Вместо него на вопрос короля ответил Тибо. Адам ограничился тем, что опустился на колени, пораженный видом этой высокой фигуры в белой одежде, белых перчатках и под белым покрывалом, сидевшей в высоком черном кресле. Он лишился дара речи, но ничуть не испугался: в ясных глазах пикардийского рыцаря читалось лишь почти религиозное благоговение. Тем временем Куртене пришел в себя, попытался встать, запутался в подобии схваченной на плече драгоценной застежкой римской тоги, в которую был облачен, и тут вино, которое переполняло его, разом поднялось к горлу, и его вырвало. Заканчивая излагать причины, которые привели солдата фламандской армии в Иерусалим, Тибо помог Куртене встать на ноги, но тот, едва распрямившись, тотчас его оттолкнул, и налитые кровью глаза снова вспыхнули ненавистью.

– Ты не в первый раз на меня нападаешь, да, мерзкий ублюдок? На этот раз я узнал твои повадки, но этот раз был последним! Я отрекаюсь от тебя! Я тебе больше не отец...

– Вы никогда им и не были! А я никогда не буду сыном цареубийцы, который заслуживает того, чтобы его четвертовали.

– Загордился, да? Пока этот огрызок жив, чувствуешь себя сильным? Но не все и не всегда будет по‑твоему, ничтожество, и когда‑нибудь...

– Довольно! – прогремел Бодуэн и добавил, еще больше возвысив голос: – Стража! Ко мне!

Вошли двое часовых и, опираясь на пики, стали ждать приказания, которое было отдано незамедлительно:

– Отведите сенешаля в его дом и сторожите его там до тех пор, пока бы будем считать нужным!

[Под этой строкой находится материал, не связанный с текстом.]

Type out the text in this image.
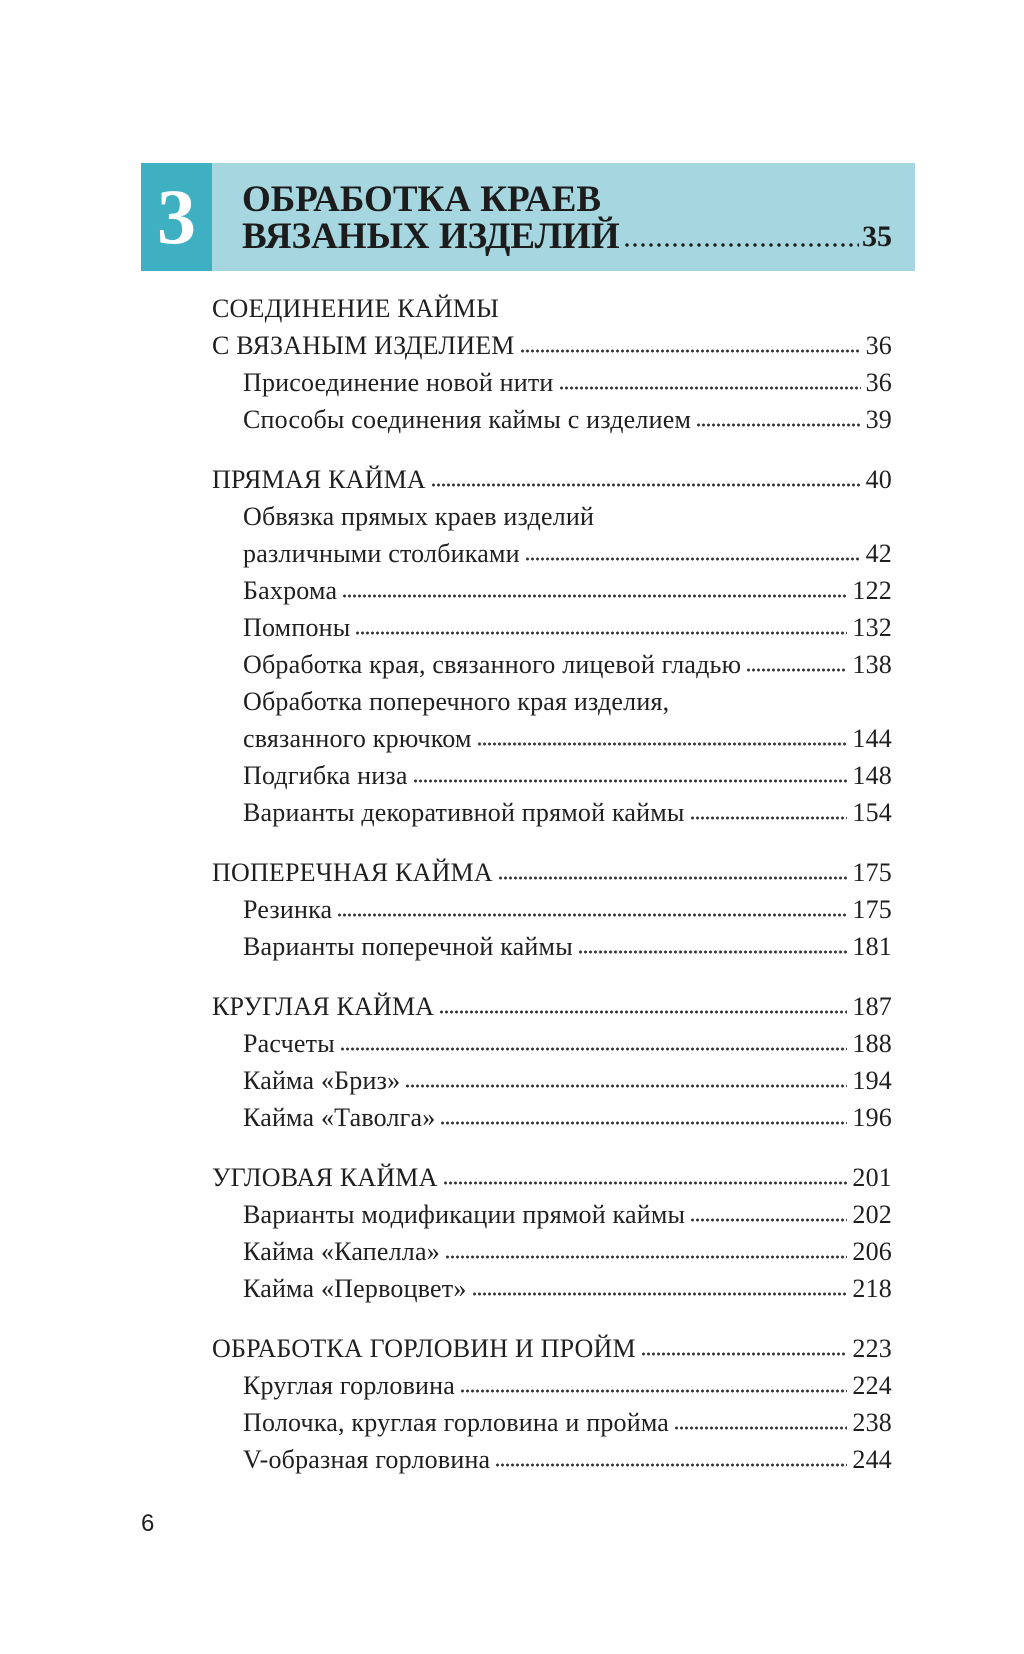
3	ОБРАБОТКА КРАЕВ
ВЯЗАНЫХ ИЗДЕЛИЙ	35
СОЕДИНЕНИЕ КАЙМЫ
С ВЯЗАНЫМ ИЗДЕЛИЕМ	36
Присоединение новой нити	36
Способы соединения каймы с изделием	39
ПРЯМАЯ КАЙМА	40
Обвязка прямых краев изделий
различными столбиками	42
Бахрома	122
Помпоны	132
Обработка края, связанного лицевой гладью	138
Обработка поперечного края изделия,
связанного крючком	144
Подгибка низа	148
Варианты декоративной прямой каймы	154
ПОПЕРЕЧНАЯ КАЙМА	175
Резинка	175
Варианты поперечной каймы	181
КРУГЛАЯ КАЙМА	187
Расчеты	188
Кайма «Бриз»	194
Кайма «Таволга»	196
УГЛОВАЯ КАЙМА	201
Варианты модификации прямой каймы	202
Кайма «Капелла»	206
Кайма «Первоцвет»	218
ОБРАБОТКА ГОРЛОВИН И ПРОЙМ	223
Круглая горловина	224
Полочка, круглая горловина и пройма	238
V-образная горловина	244
6
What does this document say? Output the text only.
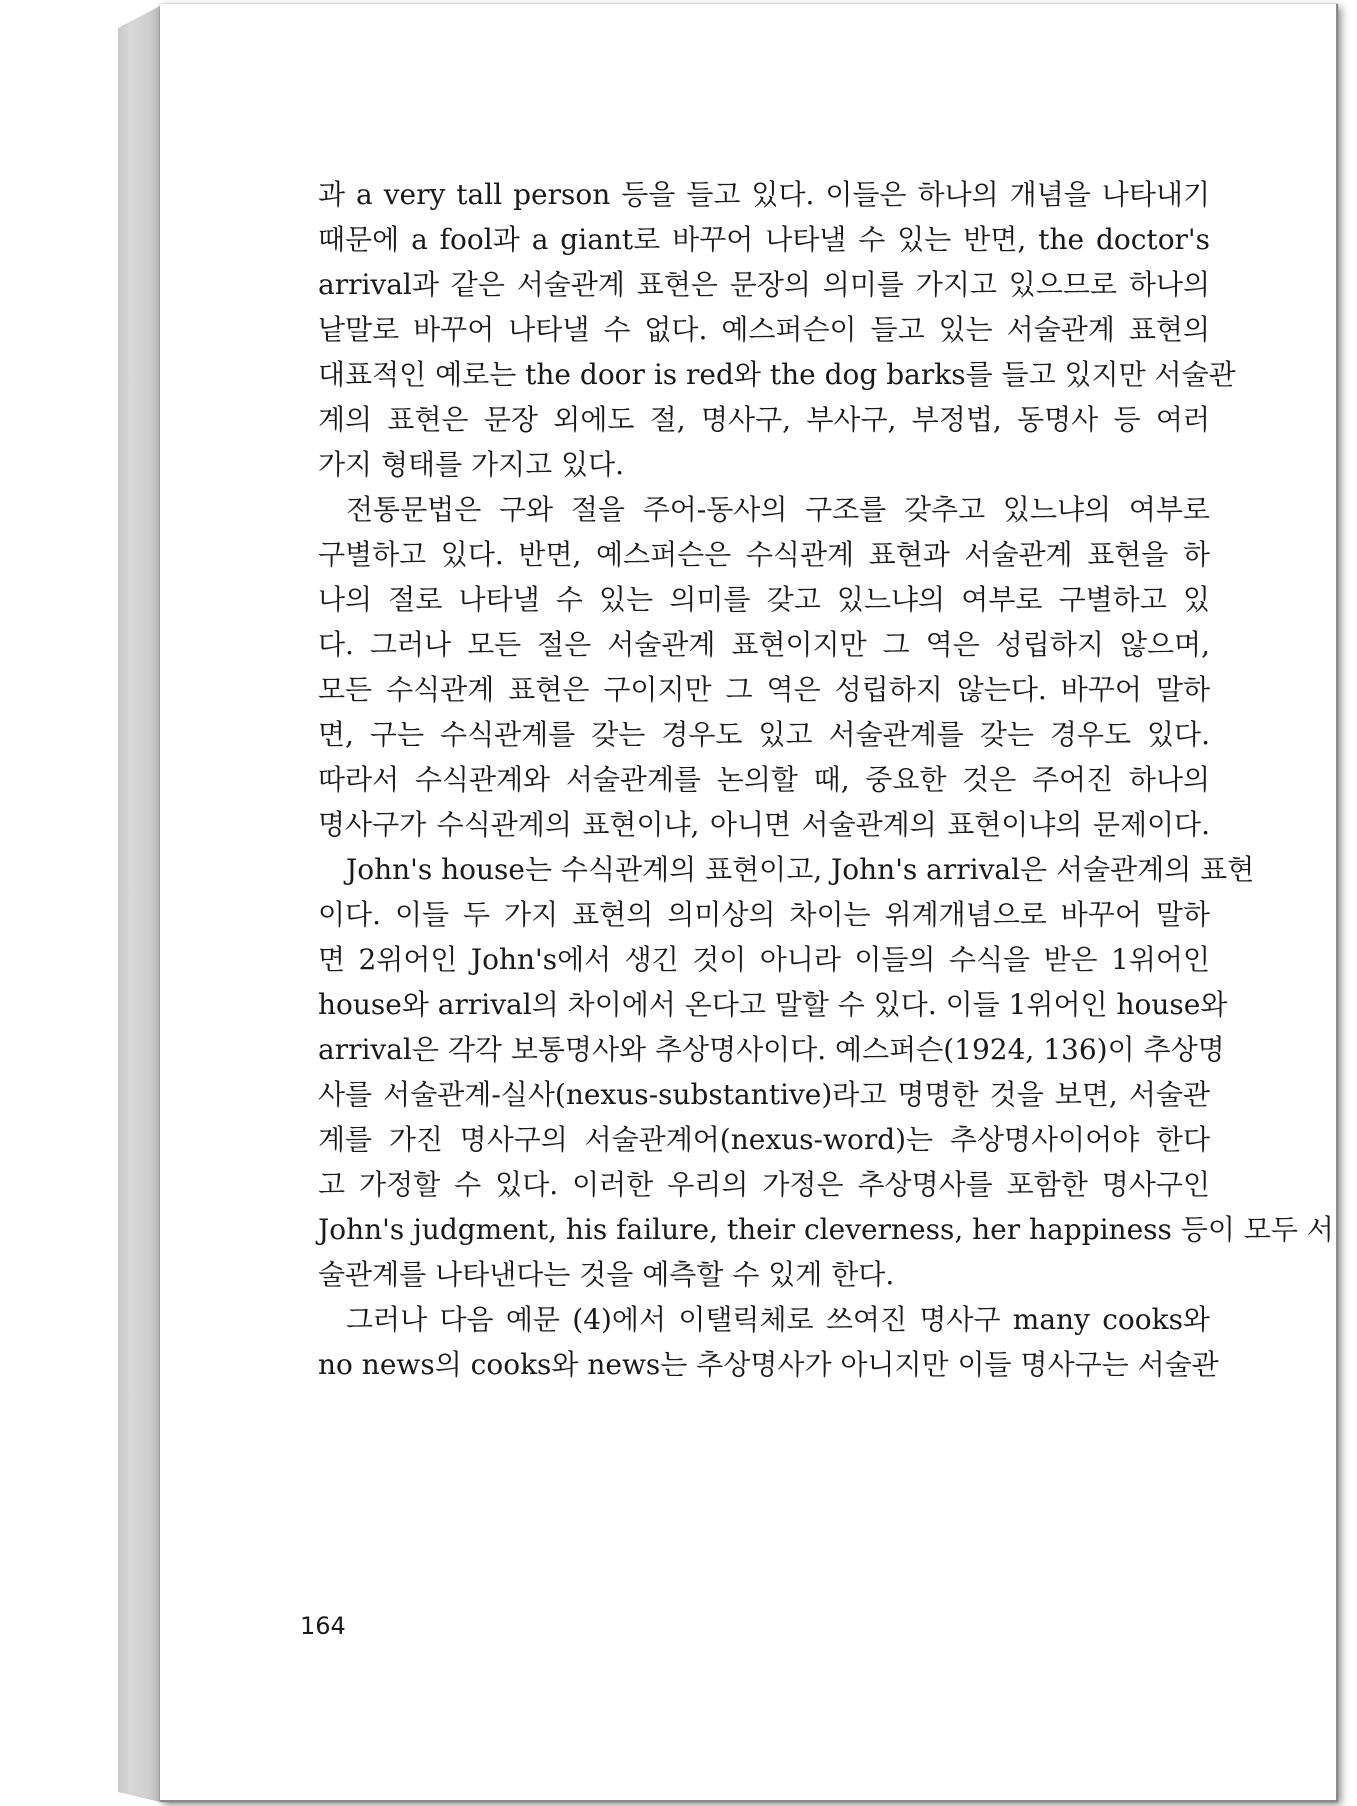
과 a very tall person 등을 들고 있다. 이들은 하나의 개념을 나타내기
때문에 a fool과 a giant로 바꾸어 나타낼 수 있는 반면, the doctor's
arrival과 같은 서술관계 표현은 문장의 의미를 가지고 있으므로 하나의
낱말로 바꾸어 나타낼 수 없다. 예스퍼슨이 들고 있는 서술관계 표현의
대표적인 예로는 the door is red와 the dog barks를 들고 있지만 서술관
계의 표현은 문장 외에도 절, 명사구, 부사구, 부정법, 동명사 등 여러
가지 형태를 가지고 있다.
전통문법은 구와 절을 주어-동사의 구조를 갖추고 있느냐의 여부로
구별하고 있다. 반면, 예스퍼슨은 수식관계 표현과 서술관계 표현을 하
나의 절로 나타낼 수 있는 의미를 갖고 있느냐의 여부로 구별하고 있
다. 그러나 모든 절은 서술관계 표현이지만 그 역은 성립하지 않으며,
모든 수식관계 표현은 구이지만 그 역은 성립하지 않는다. 바꾸어 말하
면, 구는 수식관계를 갖는 경우도 있고 서술관계를 갖는 경우도 있다.
따라서 수식관계와 서술관계를 논의할 때, 중요한 것은 주어진 하나의
명사구가 수식관계의 표현이냐, 아니면 서술관계의 표현이냐의 문제이다.
John's house는 수식관계의 표현이고, John's arrival은 서술관계의 표현
이다. 이들 두 가지 표현의 의미상의 차이는 위계개념으로 바꾸어 말하
면 2위어인 John's에서 생긴 것이 아니라 이들의 수식을 받은 1위어인
house와 arrival의 차이에서 온다고 말할 수 있다. 이들 1위어인 house와
arrival은 각각 보통명사와 추상명사이다. 예스퍼슨(1924, 136)이 추상명
사를 서술관계-실사(nexus-substantive)라고 명명한 것을 보면, 서술관
계를 가진 명사구의 서술관계어(nexus-word)는 추상명사이어야 한다
고 가정할 수 있다. 이러한 우리의 가정은 추상명사를 포함한 명사구인
John's judgment, his failure, their cleverness, her happiness 등이 모두 서
술관계를 나타낸다는 것을 예측할 수 있게 한다.
그러나 다음 예문 (4)에서 이탤릭체로 쓰여진 명사구 many cooks와
no news의 cooks와 news는 추상명사가 아니지만 이들 명사구는 서술관
164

Жослен де Куртене чувствовал себя слишком плохо для того, чтобы оказывать хоть какое‑то сопротивление: он позволил себя увести и лишь в отчаянии плюнул на пол. Тибо тем временем запротестовал:

– В его дом – после того, как он попытался вас убить? Да его в каменный мешок надо бросить!

– Он пьян, – пожав плечами, вздохнул Бодуэн. – И потом, моя мать никогда на это не согласится, она все равно сделала бы все для того, чтобы его выпустили. Но ты остерегайся! Мои дни сочтены, и тебе это известно; в скором времени я действительно стану тем, чем он меня назвал: огрызком... А вам, мессир Адам, желающий сражаться за Иерусалим, спасибо! Я вам обязан жизнью, так скажите мне, как вас отблагодарить.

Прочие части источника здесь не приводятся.